Leur espace familier n’est plus ce sanctuaire à l’abris du temps, propice à la vie de l’esprit et à cette douce complicité du parcours à deux dans une vieillesse paisible. La maladie pénètre de toutes parts, saccage et piétine l’intimité, rien n’y résiste. C’est l’inexorable progression dans la dépendance qui humilie et blesse les êtres. Une telle imposture défigure et révoque, condamnant à des postures et à des rapports si difficiles à assumer. En dépit de l’amour et de tant de soin apporté pour épargner l’autre, maintenir tant que cela est encore possible les quelques formes de la dignité, du respect et de la pudeur, la nudité des faits induit la sensation d’une violence sans échappatoire possible.

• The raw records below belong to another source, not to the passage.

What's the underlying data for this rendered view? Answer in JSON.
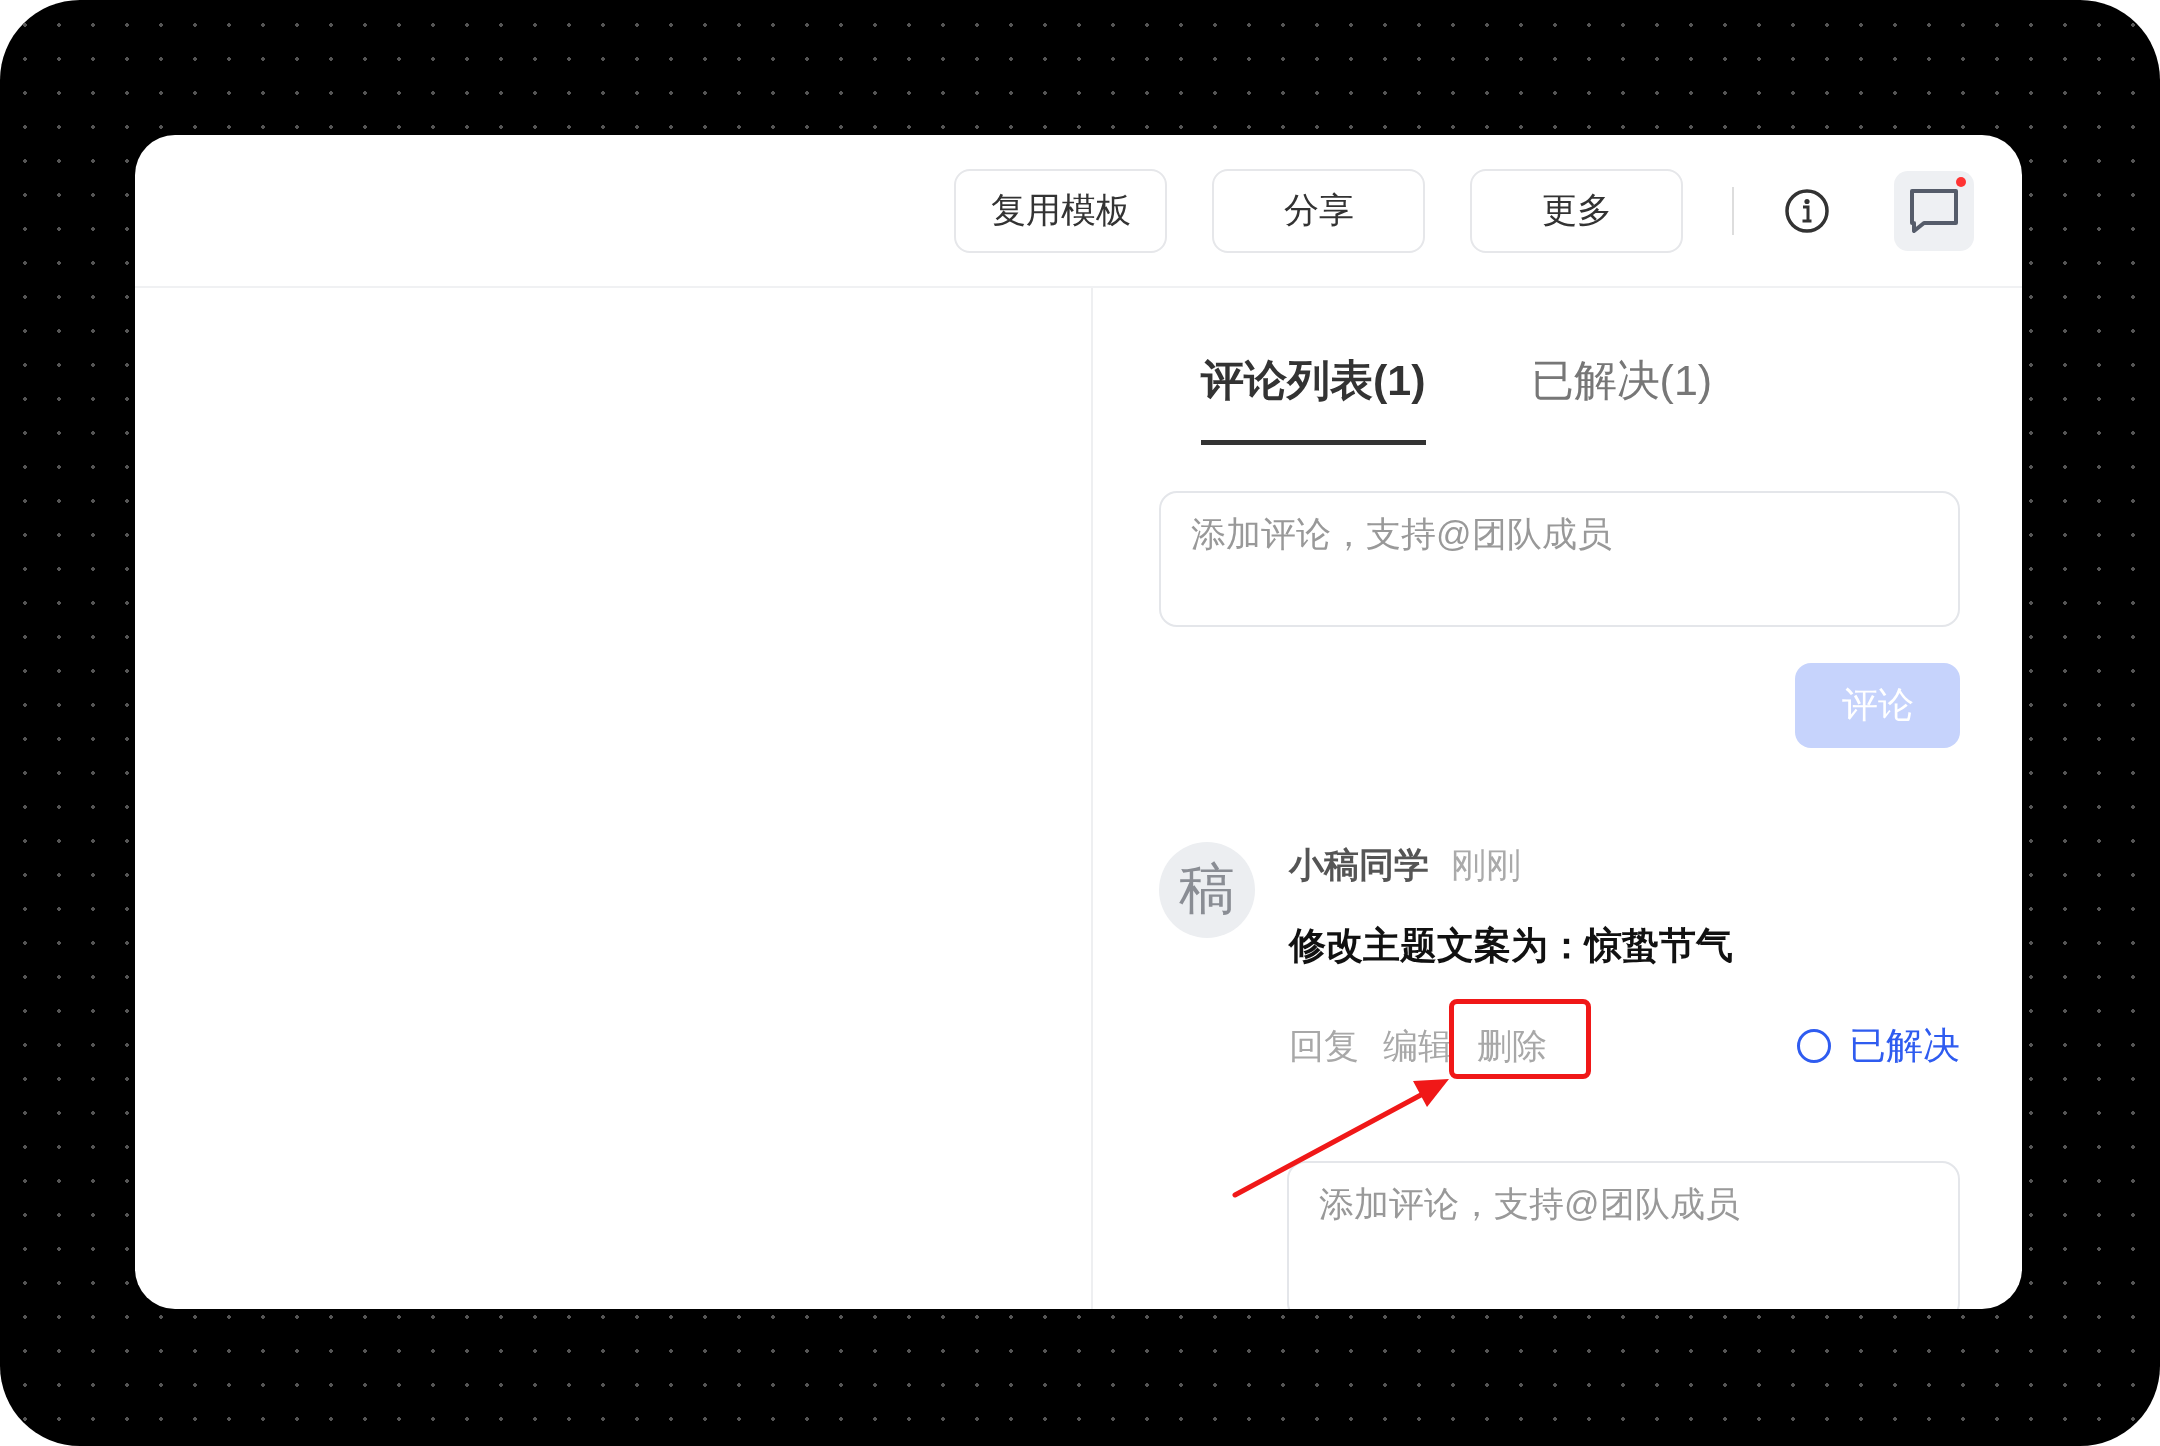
{
  "toolbar": {
    "buttons": [
      {
        "label": "复用模板"
      },
      {
        "label": "分享"
      },
      {
        "label": "更多"
      }
    ],
    "comments_unread": true
  },
  "tabs": [
    {
      "label": "评论列表(1)",
      "selected": true
    },
    {
      "label": "已解决(1)",
      "selected": false
    }
  ],
  "comment_input": {
    "placeholder": "添加评论，支持@团队成员"
  },
  "submit_button": {
    "label": "评论",
    "disabled": true
  },
  "comments": [
    {
      "avatar": "稿",
      "author": "小稿同学",
      "time": "刚刚",
      "body": "修改主题文案为：惊蛰节气",
      "actions": [
        "回复",
        "编辑",
        "删除"
      ],
      "resolve": {
        "label": "已解决",
        "checked": false
      }
    }
  ],
  "reply_input": {
    "placeholder": "添加评论，支持@团队成员"
  }
}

Georges s’acharne à maintenir les apparences d’un réel chaque jour plus pesant, douloureux, fragile voire inconsistant. Il refuse les conseils et les soutiens trop distants de ce qu’il ressent et sait de ce que doit signifier pour lui l’amour d’un engagement total. Solitaire, il s’enferme dans la logique d’un don de soi à l’autre, si vulnérable et plaintif dans cette lente dérive où se défait bribe par bribe l’histoire d’une vie. Étrange proximité déjà hors du temps, car la présence demeure avec des instants d’échange vrai, y compris sans que ne puisse s’exprimer une réciprocité dans un dialogue cohérent. Georges y décèle pourtant l’incandescence de la présence même subtile et énigmatique de celle qu’il aime, peut-être plus que jamais.

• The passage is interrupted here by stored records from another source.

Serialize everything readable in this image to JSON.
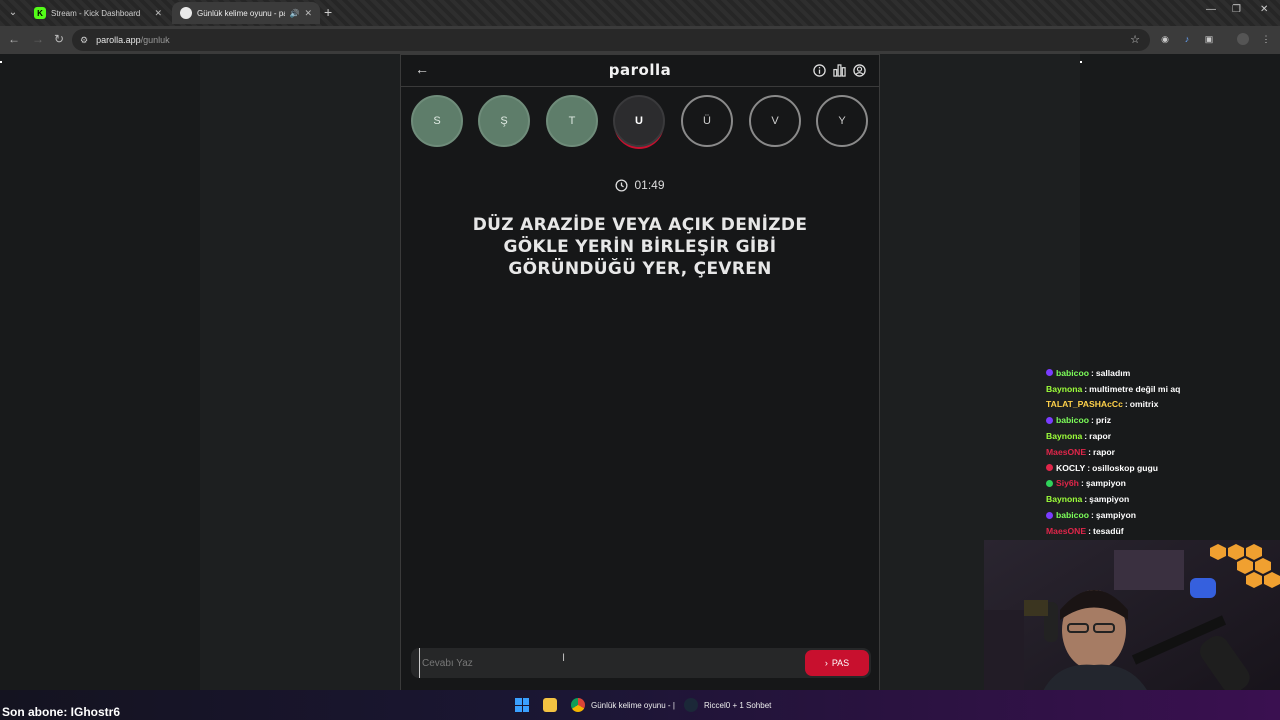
{
  "browser": {
    "tabs": [
      {
        "label": "Stream - Kick Dashboard",
        "favicon_letter": "K"
      },
      {
        "label": "Günlük kelime oyunu - par"
      }
    ],
    "url_domain": "parolla.app",
    "url_path": "/gunluk"
  },
  "app": {
    "brand": "parolla",
    "letters": [
      {
        "letter": "S",
        "state": "done"
      },
      {
        "letter": "Ş",
        "state": "done"
      },
      {
        "letter": "T",
        "state": "done"
      },
      {
        "letter": "U",
        "state": "active"
      },
      {
        "letter": "Ü",
        "state": "todo"
      },
      {
        "letter": "V",
        "state": "todo"
      },
      {
        "letter": "Y",
        "state": "todo"
      }
    ],
    "timer": "01:49",
    "clue_lines": [
      "DÜZ ARAZİDE VEYA AÇIK DENİZDE",
      "GÖKLE YERİN BİRLEŞİR GİBİ",
      "GÖRÜNDÜĞÜ YER, ÇEVREN"
    ],
    "answer_placeholder": "Cevabı Yaz",
    "pass_label": "PAS"
  },
  "chat": [
    {
      "user": "babicoo",
      "color": "#7dff5a",
      "badge": "#7a3cff",
      "text": "salladım"
    },
    {
      "user": "Baynona",
      "color": "#9dff3a",
      "badge": null,
      "text": "multimetre değil mi aq"
    },
    {
      "user": "TALAT_PASHAcCc",
      "color": "#ffd24a",
      "badge": null,
      "text": "omitrix"
    },
    {
      "user": "babicoo",
      "color": "#7dff5a",
      "badge": "#7a3cff",
      "text": "priz"
    },
    {
      "user": "Baynona",
      "color": "#9dff3a",
      "badge": null,
      "text": "rapor"
    },
    {
      "user": "MaesONE",
      "color": "#e0264a",
      "badge": null,
      "text": "rapor"
    },
    {
      "user": "KOCLY",
      "color": "#ffffff",
      "badge": "#e0264a",
      "text": "osilloskop gugu"
    },
    {
      "user": "Siy6h",
      "color": "#e0264a",
      "badge": "#2fd35a",
      "text": "şampiyon"
    },
    {
      "user": "Baynona",
      "color": "#9dff3a",
      "badge": null,
      "text": "şampiyon"
    },
    {
      "user": "babicoo",
      "color": "#7dff5a",
      "badge": "#7a3cff",
      "text": "şampiyon"
    },
    {
      "user": "MaesONE",
      "color": "#e0264a",
      "badge": null,
      "text": "tesadüf"
    }
  ],
  "overlay": {
    "last_sub": "Son abone: IGhostr6"
  },
  "taskbar": {
    "items": [
      {
        "label": "Günlük kelime oyunu - |"
      },
      {
        "label": "Riccel0 + 1 Sohbet"
      }
    ]
  },
  "colors": {
    "accent_red": "#c8102e",
    "done_green": "#5e7d6a",
    "kick_green": "#53fc18"
  }
}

Comment comprendre l’attente profonde de l’être aimé qui s’étiole, se rétracte et se recroqueville dans les derniers instants de sa vie ?  Quel sens conférer à la poursuite d’un soin, à la résolution de vouloir nourrir l’autre même lorsqu’il s’y refuse, et comprendre au-delà de ce qui semblerait une plainte (« mal, mal, mal… ») le dernier appel formulé par un vivant qui souhaite que cesse l’insupportable ?

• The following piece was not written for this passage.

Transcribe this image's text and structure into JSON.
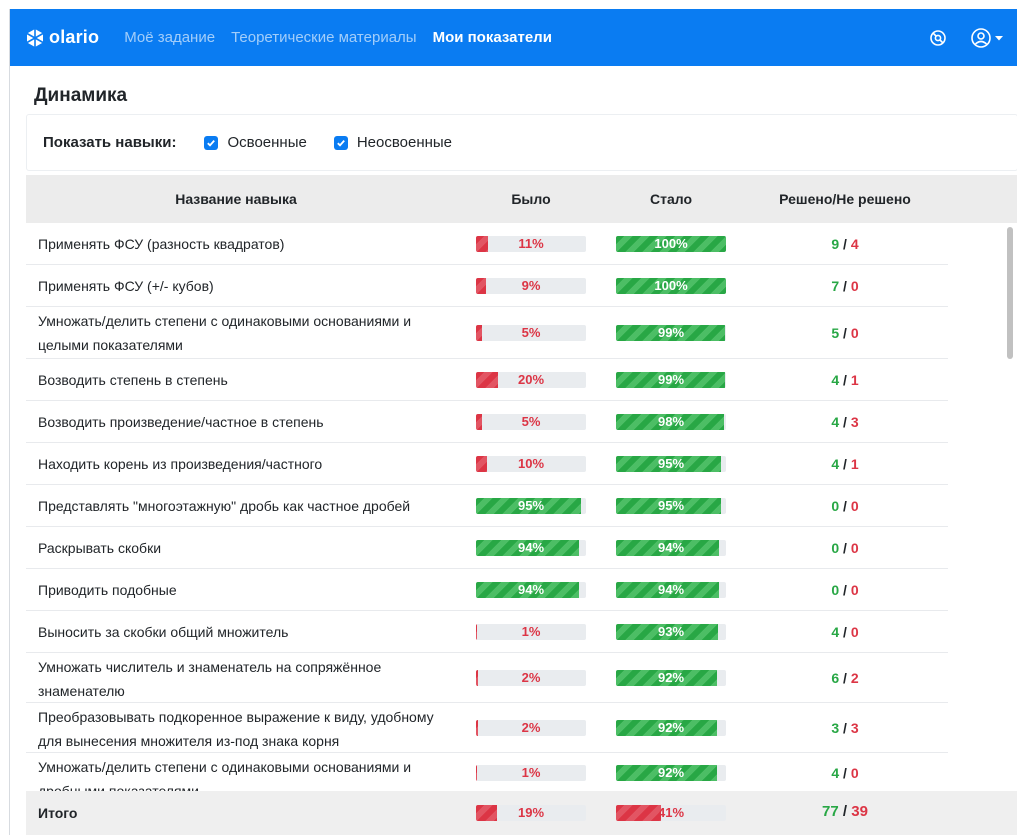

Dans Amour, Anne et Georges incarnent avec une troublante simplicité l’évidence de ces relations qui persistent et se reconstituent autrement dans la confrontation à mains nues avec la maladie chronique, ces circonstances auxquelles rien ne prépare. Épreuve radicale qui nous dépouille de la moindre certitude et semble s’insinuer, sans qu’aucune initiative crédible ne puisse y faire obstacle, dans l’intimité des êtres ainsi martyrisés jusqu’à leur disparition.

Faute de mieux et pour différer avec de pauvres moyens le constat du désastre, c’est à tâtons que chacun tente d’explorer les sentines sinueuses dont on ignore vers où elles mènent. L’espoir s’amenuise jour après jour, d’accommodements en réaménagements, de concessions en sacrifices, de renoncements en oublis.

Amour évoque la solitude et la déperdition dans la maladie au long court, l’épuisement et le renoncement dans ce lent dépérissement. Ce film nous interroge sur le sens d’une relation d’amour et d’une présence bienveillante, soucieuse de partager jusqu’aux limites du possible des instants que l’on sait rares, éphémères car ultimes, auprès de celui qui est malade et peut mourir. Au terme d’une avancée dans les profondeurs d’une nuit qui opacifie les derniers repères, dans un troublant moment de tendresse et de désespoir Georges achève la partition de ce parcours dans la maladie sur un geste de soulagement, de délivrance, d’euthanasie. Peut-être s’agit-il simplement d’un acte d’amour et ne conviendrait-il pas d’en dire davantage… Mais au-delà d’un acte dont on parvient à saisir la signification, n’importe-t-il pas aussi de tenter, ne serait-ce qu’un instant, de comprendre mieux les enjeux et les urgences que sollicitent les réalités humaines et sociales de la maladie chronique ? Ne peut-on envisager autrement nos responsabilités auprès de la personne malade et de ses proches ? Elle aspire à être reconnue dans le droit de vivre dans la dignité une vie malade, y compris lorsqu’au terme de son cheminement le choix personnel de ne pas aller plus loin doit être respecté.